Os homens deveriam assumir seus papéis dominantes, porém, a força do patriarcado não caiu somente sobre elas, mas também sobre eles; afetando também as definições de masculinidade (STEARNS, 2007, p. 34).

Aqui também tem um pouco daquilo que León (1995) argumenta de que o desempenho de papéis de gênero abaixo das expectativas pode provocar sentimentos de “culpabilização” e gerar sensações de desigualdade. É importante reforçar que a “culpabilização” não traz qualquer vantagem para as relações de gênero; é um sentimento incapacitante, desmobilizador (KAUFMAN, 1995), destrutivo e perverso (IZQUIERDO, 2010).

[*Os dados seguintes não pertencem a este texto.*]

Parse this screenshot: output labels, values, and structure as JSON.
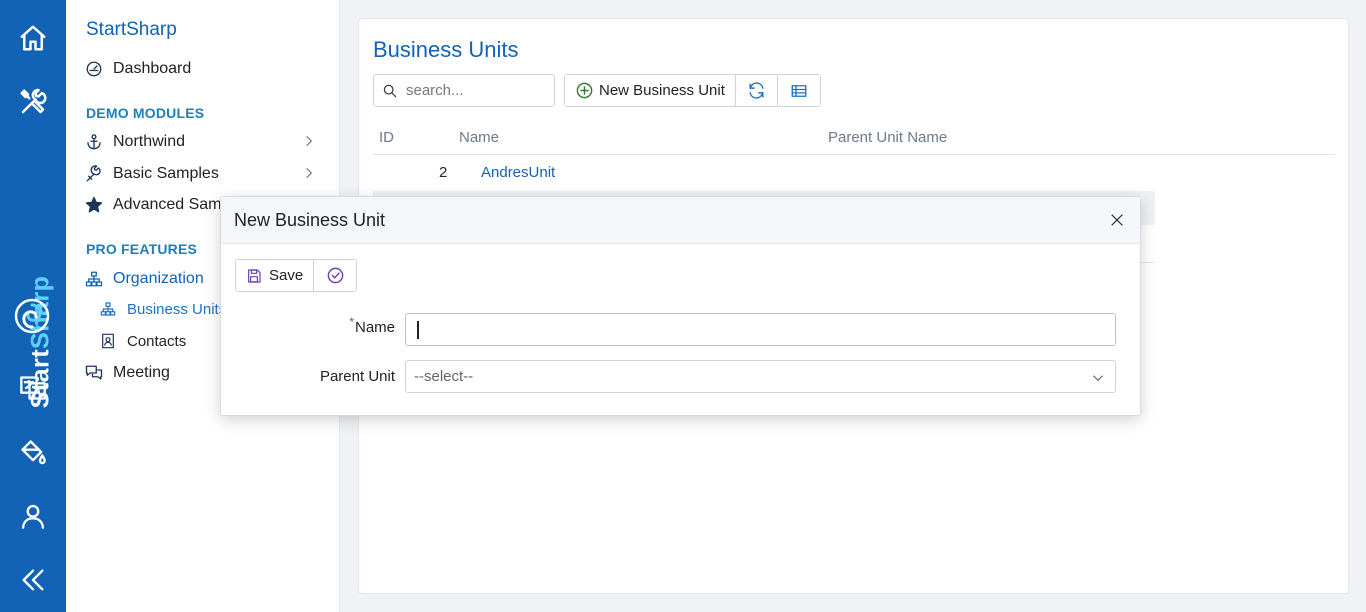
{
  "rail": {
    "brand_part1": "Start",
    "brand_part2": "Sharp",
    "icons": [
      "home-icon",
      "tools-icon",
      "translate-icon",
      "paint-bucket-icon",
      "user-icon",
      "collapse-icon"
    ]
  },
  "sidebar": {
    "title": "StartSharp",
    "dashboard": "Dashboard",
    "demo_header": "DEMO MODULES",
    "northwind": "Northwind",
    "basic_samples": "Basic Samples",
    "advanced_samples": "Advanced Samples",
    "pro_header": "PRO FEATURES",
    "organization": "Organization",
    "business_units": "Business Units",
    "contacts": "Contacts",
    "meeting": "Meeting"
  },
  "main": {
    "title": "Business Units",
    "search_placeholder": "search...",
    "new_button": "New Business Unit",
    "columns": {
      "id": "ID",
      "name": "Name",
      "parent": "Parent Unit Name"
    },
    "rows": [
      {
        "id": "2",
        "name": "AndresUnit",
        "parent": ""
      }
    ]
  },
  "dialog": {
    "title": "New Business Unit",
    "save_label": "Save",
    "name_label": "Name",
    "name_value": "",
    "parent_label": "Parent Unit",
    "parent_value": "--select--"
  },
  "colors": {
    "brand": "#1262b5",
    "accent_light": "#5fd0ff",
    "section_header": "#1e7fb8",
    "required": "#d9263b"
  }
}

Estariam esses homens do imaginário dos entrevistados vivendo uma experiência contraditória com o poder nos termos do que Kaufman postula? Ao que parece, pelas expressões usadas para nomeá-los há sim uma grande chance de estarem experienciando “dor”, “isolamento” e “alienação” que poderá servir tanto à perpetuação do poder como à mudança (KAUFMAN, 1995, p. 123, tradução nossa e grifo no original).

É preciso lutar para que a PPAS e o PAIF oportunizem a esses homens espaços para problematizarem o exercício de sua masculinidade e a experiência com o poder. Recuperando Farah (2004, p. 128) é preciso um “novo olhar” para se poder perceber se os diferentes – homens e mulheres – estão sendo ‘atendidos’, “... se estão tendo oportunidades e espaços iguais, inclusive para se manifestarem.”